В книге рассказывается история главного героя, который сталкивается с различными проблемами и препятствиями на протяжении всего своего путешествия. По пути он встречает множество второстепенных персонажей, которые играют важные роли в истории. Благодаря опыту главного героя книга исследует такие темы, как любовь, потеря, надежда и стойкость. По мере того, как главный герой преодолевает свои трудности, он усваивает ценные уроки жизни и растет как личность.
«Голубь с зеленым горошком» — это роман, сочетающий в себе разнообразие жанров. Любовь и приключения, история и искусство, Париж и великолепная Мадейра. Одна случайно забытая в женевском аэропорту книга, которая объединит две совершенно разные жизни……Май 2010 года. Раннее утро. Музей современного искусства, Париж. Заспанная охрана в недоумении смотрит на стену, на которой покоятся пять пустых рам. В этот момент по бульвару Сен-Жермен спокойно идет человек с картиной Пабло Пикассо под курткой. У него свой четкий план, но судьба внесет свои коррективы.
В книге рассказывается история главного героя, который сталкивается с различными проблемами и препятствиями на протяжении всего своего путешествия. По пути он встречает множество второстепенных персонажей, которые играют важные роли в истории. Благодаря опыту главного героя книга исследует такие темы, как любовь, потеря, надежда и стойкость. По мере того, как главный герой преодолевает свои трудности, он усваивает ценные уроки жизни и растет как личность.
Дорогой читатель! Вы держите в руках книгу, в основу которой лег одноименный художественный фильм «ТАНКИ». Эта кинокартина приурочена к 120 -летию со дня рождения выдающегося конструктора Михаила Ильича Кошкина и посвящена создателям танка Т-34. Фильм снят по мотивам реальных событий. Он рассказывает о секретном пробеге в 1940 году Михаила Кошкина к Сталину в Москву на прототипах танка для утверждения и запуска в серию опытных образцов боевой машины. Той самой легендарной «тридцатьчетверки», на которой мир был спасен от фашистских захватчиков! В этой книге вы сможете прочитать не только вымышленную киноисторию, но и узнать, как все было в действительности.
Неуловимое течение времени… Молодость, дружба, музыка, кино, поцелуи, любовь… — все вибрирует Beatles. Магия иностранного языка, гениальное место — Кембридж… Иллюзии влюбленного Криса, что все это никогда не забудет, он хочет верить в абсолютную страсть.С легкой улыбкой автор рассказывает нам о сладких и горьких потерях при вступлении во взрослую жизнь. Моменты вечности и волнения смешиваются с тоской, непринужденной грацией… и музыкой языка.
Олега Зайончковского называют одним из самых оригинальных современных русских прозаиков. Его романы «Петрович», «Сергеев и городок», «Счастье возможно», «Загул» вошли в шорт-листы престижных литературных премий: «Русский Букер», «Большая книга» и «Национальный бестселлер».Герой романа «Тимошина проза» – офисный служащий на исходе каких-либо карьерных шансов. Его страсть – литература, он хочет стать писателем. Именно это занимает все его мысли, и еще он надеется встретить «женщину своей мечты». И встречает.

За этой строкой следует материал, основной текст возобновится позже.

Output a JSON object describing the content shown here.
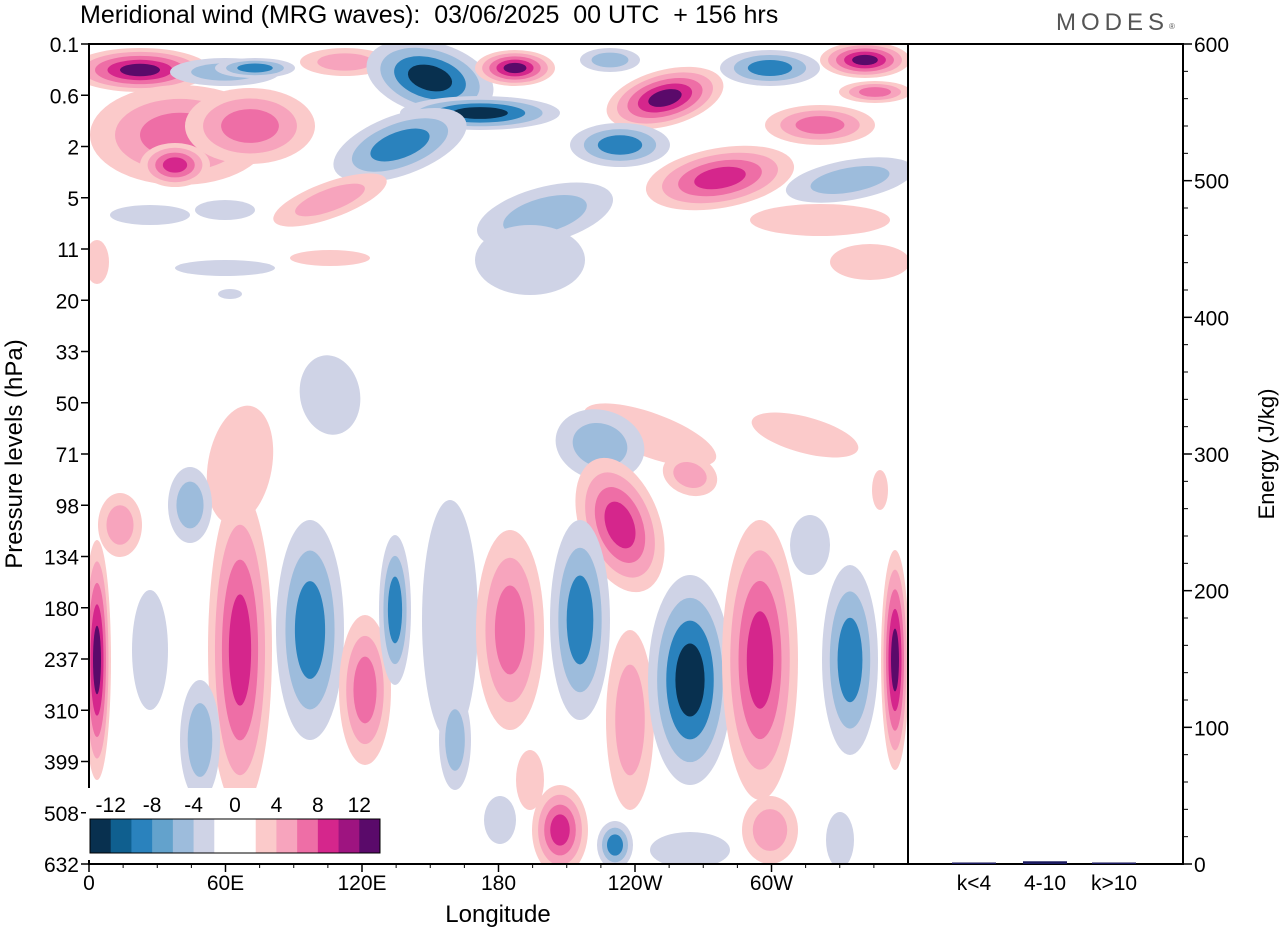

Прозаик Игорь Сахновский – автор романов «Насущные нужды умерших», «Человек, который знал всё» (награжден премией Б. Стругацкого «Бронзовая улитка», в 2008 году экранизирован) и «Заговор ангелов», сборников рассказов «Счастливцы и безумцы» (премия «Русский Декамерон») и «Острое чувство субботы».«Свобода по умолчанию» – роман о любви и о внутренней свободе «частного» человека, волею случая вовлечённого в политический абсурд. Тончайшая, почти невидимая грань отделяет жизнь скромного, невезучего служащего Турбанова от мира власть имущих, бедность – от огромных денег, законопослушность – от преступления, праздник – от конца света.
Ришар Мийе – современный французский писатель, издатель, великолепный стилист, как никто понимающий необходимость «культуры» языка для любого народа.Автор затрагивает очень важные темы – одиночество, поиск себя, попытка понять, как жить с тем, что тебе дала природа, и при этом не чувствовать себя вечно несчастным.